La présentation est téléchargeable sur le site du CERTU à l’adresse suivante. http://www.certu.fr/fr/_Sécurité_et_circulation_routières-n28/Politiques_locales_de_securite_routiere-n114/Experiences_etrangeres_en_securite_routiere-n597/Mission_au_Quebec_mars_2009-a1531-s_article_theme.html
Présentation des évolutions de la réglementation en faveur de l’usage du vélo en France (LAURE, mesures de 1998) des ruptures dans les pratiques, de la démarche code de la rue et de ses premiers résultats avec un accent sur l’aspect vélo. 2) Rencontre vélo Québec MTQ Vélo Québec Jean-François Pronovost, Marc Jolicoeur, Myriam Lalancette, Annick St Denis, MTQ François Juneau, Luc Bodin, Marc Panneton, Ecomobilité Chambéry Gilles Boisvert, Consulat général de France à Québec : Patrice Leroy et Sarah Vaillant.
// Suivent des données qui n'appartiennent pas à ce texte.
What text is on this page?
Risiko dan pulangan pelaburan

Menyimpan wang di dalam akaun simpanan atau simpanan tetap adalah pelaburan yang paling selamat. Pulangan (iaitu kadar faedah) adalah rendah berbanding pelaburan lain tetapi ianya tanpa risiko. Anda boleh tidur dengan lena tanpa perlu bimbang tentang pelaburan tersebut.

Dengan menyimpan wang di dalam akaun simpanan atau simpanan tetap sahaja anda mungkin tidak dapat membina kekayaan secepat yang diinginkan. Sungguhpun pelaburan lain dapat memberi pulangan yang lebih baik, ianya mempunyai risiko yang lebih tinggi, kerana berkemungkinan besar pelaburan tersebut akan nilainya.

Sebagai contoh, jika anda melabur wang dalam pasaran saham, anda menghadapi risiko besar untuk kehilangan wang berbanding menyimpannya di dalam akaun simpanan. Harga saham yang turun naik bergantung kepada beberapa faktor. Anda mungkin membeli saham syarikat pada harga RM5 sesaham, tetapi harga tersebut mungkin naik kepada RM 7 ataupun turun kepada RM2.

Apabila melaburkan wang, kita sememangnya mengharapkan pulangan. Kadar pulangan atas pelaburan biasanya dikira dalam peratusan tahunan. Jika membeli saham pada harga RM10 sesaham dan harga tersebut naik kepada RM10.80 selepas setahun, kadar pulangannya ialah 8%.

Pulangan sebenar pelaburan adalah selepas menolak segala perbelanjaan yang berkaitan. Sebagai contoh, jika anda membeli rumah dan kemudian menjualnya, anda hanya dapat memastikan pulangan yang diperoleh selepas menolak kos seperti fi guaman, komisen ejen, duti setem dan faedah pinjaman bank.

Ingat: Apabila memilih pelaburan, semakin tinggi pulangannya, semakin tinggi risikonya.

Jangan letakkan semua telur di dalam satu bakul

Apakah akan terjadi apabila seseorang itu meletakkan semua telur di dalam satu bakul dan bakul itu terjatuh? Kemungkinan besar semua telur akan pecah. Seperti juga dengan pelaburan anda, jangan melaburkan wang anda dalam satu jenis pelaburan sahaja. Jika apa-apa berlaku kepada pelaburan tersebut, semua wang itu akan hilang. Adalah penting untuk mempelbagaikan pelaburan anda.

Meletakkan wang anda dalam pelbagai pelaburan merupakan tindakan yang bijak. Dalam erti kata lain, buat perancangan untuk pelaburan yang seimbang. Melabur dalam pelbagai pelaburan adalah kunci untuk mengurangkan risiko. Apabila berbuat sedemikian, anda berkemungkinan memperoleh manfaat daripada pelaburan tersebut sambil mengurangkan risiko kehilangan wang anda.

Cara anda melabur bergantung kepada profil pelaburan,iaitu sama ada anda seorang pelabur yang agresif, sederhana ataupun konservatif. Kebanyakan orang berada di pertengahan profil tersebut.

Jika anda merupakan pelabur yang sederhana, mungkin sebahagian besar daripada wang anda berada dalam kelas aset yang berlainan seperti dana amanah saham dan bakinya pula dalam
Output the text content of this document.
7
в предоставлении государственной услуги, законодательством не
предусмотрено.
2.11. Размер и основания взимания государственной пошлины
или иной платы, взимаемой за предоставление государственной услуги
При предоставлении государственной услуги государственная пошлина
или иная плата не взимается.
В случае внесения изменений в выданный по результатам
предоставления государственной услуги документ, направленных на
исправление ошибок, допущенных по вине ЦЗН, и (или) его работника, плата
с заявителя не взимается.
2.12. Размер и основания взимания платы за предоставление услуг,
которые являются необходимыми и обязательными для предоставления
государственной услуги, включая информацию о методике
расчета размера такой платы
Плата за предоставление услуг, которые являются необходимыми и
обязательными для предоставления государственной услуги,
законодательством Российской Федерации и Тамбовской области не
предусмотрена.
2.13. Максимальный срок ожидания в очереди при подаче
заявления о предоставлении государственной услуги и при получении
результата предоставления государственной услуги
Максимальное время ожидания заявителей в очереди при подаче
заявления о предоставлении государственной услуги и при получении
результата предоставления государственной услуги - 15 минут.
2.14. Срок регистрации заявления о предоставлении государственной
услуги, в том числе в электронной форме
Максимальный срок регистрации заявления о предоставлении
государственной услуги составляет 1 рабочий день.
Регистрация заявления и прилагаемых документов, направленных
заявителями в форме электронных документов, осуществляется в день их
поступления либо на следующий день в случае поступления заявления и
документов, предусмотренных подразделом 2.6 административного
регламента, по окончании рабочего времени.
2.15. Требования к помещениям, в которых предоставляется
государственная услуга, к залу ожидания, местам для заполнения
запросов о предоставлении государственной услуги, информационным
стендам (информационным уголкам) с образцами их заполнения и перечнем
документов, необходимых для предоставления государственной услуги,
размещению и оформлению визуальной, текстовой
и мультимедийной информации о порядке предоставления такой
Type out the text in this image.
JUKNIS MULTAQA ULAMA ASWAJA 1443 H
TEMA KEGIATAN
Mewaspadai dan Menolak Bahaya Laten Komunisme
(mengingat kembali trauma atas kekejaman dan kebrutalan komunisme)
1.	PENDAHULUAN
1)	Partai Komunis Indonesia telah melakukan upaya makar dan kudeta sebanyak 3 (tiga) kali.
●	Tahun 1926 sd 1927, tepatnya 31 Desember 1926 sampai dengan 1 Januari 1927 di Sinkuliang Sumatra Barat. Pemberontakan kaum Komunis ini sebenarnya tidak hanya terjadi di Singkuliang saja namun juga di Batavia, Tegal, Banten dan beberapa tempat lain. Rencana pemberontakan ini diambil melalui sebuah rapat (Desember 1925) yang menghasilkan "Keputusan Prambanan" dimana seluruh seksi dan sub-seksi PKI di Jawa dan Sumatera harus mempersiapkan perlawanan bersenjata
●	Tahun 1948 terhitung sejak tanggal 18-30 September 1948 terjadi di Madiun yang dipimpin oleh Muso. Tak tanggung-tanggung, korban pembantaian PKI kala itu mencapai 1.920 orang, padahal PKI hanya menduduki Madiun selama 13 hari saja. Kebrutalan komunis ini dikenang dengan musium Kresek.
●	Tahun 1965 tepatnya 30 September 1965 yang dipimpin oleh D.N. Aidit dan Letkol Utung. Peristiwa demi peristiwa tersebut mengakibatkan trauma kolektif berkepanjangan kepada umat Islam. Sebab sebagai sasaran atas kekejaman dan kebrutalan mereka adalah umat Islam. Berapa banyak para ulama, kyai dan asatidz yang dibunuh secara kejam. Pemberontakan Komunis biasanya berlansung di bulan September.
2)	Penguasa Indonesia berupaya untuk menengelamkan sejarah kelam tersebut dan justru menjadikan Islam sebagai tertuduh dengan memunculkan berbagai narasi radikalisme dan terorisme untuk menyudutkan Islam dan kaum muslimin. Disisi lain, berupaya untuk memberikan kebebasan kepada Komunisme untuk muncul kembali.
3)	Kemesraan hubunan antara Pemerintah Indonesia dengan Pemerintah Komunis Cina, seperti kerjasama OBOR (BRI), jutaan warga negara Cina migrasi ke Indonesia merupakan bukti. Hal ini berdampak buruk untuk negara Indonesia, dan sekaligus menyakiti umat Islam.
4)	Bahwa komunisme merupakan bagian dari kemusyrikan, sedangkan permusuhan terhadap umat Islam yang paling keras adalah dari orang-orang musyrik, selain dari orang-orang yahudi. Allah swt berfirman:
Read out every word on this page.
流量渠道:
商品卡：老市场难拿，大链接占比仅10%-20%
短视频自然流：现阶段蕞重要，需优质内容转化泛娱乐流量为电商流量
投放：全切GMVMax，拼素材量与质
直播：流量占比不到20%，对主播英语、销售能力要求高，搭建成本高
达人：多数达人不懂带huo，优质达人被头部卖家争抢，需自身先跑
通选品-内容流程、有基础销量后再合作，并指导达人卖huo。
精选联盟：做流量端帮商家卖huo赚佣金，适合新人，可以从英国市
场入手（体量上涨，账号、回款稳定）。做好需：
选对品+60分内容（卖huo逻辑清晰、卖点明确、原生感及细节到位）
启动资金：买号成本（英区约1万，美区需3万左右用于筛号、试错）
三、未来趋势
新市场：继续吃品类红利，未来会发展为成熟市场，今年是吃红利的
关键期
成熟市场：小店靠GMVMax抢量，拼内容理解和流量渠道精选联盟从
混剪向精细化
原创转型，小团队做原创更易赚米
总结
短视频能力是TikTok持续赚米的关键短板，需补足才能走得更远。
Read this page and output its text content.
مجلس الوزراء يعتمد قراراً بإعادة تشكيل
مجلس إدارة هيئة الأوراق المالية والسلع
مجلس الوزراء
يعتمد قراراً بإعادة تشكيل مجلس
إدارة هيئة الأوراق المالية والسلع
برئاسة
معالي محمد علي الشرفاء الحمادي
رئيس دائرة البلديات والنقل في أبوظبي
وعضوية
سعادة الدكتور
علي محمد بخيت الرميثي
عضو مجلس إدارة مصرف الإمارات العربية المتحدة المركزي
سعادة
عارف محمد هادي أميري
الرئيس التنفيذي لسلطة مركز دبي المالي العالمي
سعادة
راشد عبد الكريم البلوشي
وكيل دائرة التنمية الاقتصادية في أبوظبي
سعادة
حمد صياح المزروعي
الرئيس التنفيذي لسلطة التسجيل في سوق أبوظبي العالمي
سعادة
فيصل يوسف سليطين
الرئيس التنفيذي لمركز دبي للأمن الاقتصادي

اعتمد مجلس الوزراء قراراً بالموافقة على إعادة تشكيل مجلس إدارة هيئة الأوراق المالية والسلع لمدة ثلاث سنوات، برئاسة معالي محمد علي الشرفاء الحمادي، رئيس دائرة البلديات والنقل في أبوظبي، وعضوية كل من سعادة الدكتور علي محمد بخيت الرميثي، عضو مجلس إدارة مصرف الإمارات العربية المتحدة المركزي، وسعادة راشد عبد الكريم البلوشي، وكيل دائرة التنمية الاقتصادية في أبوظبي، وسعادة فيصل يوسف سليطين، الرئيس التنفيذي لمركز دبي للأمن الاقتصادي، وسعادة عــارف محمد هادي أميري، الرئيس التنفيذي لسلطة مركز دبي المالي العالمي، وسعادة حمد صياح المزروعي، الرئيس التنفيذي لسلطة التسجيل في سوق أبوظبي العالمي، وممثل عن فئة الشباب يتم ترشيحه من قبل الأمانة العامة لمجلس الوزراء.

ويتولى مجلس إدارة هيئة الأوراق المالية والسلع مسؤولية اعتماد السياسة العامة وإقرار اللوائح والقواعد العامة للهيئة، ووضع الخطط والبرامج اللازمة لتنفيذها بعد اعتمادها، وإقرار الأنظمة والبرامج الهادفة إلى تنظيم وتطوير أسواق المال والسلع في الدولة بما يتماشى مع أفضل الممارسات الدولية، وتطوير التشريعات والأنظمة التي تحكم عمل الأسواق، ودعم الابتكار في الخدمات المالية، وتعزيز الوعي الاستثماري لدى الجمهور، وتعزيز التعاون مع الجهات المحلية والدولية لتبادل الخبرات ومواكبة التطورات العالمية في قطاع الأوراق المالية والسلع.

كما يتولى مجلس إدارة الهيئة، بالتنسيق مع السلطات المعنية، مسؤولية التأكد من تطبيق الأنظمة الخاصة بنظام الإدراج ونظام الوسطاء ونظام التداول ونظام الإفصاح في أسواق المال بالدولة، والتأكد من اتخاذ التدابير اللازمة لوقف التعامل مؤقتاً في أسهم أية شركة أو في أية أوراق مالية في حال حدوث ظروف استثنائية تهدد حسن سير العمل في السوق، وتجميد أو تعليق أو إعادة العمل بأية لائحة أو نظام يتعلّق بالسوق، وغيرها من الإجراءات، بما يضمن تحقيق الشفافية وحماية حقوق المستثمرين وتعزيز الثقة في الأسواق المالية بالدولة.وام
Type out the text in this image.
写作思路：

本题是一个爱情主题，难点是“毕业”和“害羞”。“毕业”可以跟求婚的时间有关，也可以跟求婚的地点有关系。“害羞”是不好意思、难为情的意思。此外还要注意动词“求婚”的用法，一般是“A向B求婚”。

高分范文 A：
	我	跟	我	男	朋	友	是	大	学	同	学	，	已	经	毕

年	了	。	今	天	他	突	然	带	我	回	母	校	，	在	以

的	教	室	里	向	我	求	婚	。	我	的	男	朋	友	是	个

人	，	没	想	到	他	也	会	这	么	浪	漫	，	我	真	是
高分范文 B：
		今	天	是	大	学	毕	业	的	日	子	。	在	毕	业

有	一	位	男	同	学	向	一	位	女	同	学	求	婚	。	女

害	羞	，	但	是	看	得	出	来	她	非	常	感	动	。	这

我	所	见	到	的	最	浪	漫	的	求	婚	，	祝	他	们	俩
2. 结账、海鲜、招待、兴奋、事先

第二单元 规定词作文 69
Action vélo Québec sur l’école à pied ou à vélo, les corridors scolaires, les pédibus. Vélo Québec mène un programme sur 4 ans vers 85 écoles primaires, d’ici 2011 ce seront 210 établissements qui seront concernés, et bientôt le secondaire. Toutefois il existe 10 fois plus d’école, vélo Québec présente le guide pour les écoles qui n’auront pas d’action menée par vélo Québec. Vélo Québec mène des actions sur une durée de 3 ans. L’objectif est plus la prise de conscience. Une démarche d’évaluation sur cette prise de conscience est prévue. Théorie du comportement planifié développée par Aizen un universitaire québécois. Toutefois culturellement l’idée de fermer les rues aux heures d’entrée et de sortie d’école n’est pas mures, cette possibilité est utilisée à Irigny en France, voir aussi St Pierre d’Allevard ( ?) en Izère. Gilles Boisvert précise également que le pédibus n’est pas le but ultime mais bien un moyen pour que les parents réalise que c’est possible. Montréal ne possède que deux segments de 600 m d’aire piétonne.
Discussion sur les données et les accidents. La santé discute les chiffres et se base sur les transports en ambulance. Il n’y a pas un suivi permanent pour Montréal mais des études sur des périodes pluri annuelles. Le résultat est que les accidents piétons sont diffus, il est vrai que la trame urbaine est d’une régularité exceptionnelle. Présentation par le CERTU du scénario type utilisé pour les accidents diffus. Problème de qualité des rapports de police au Québec.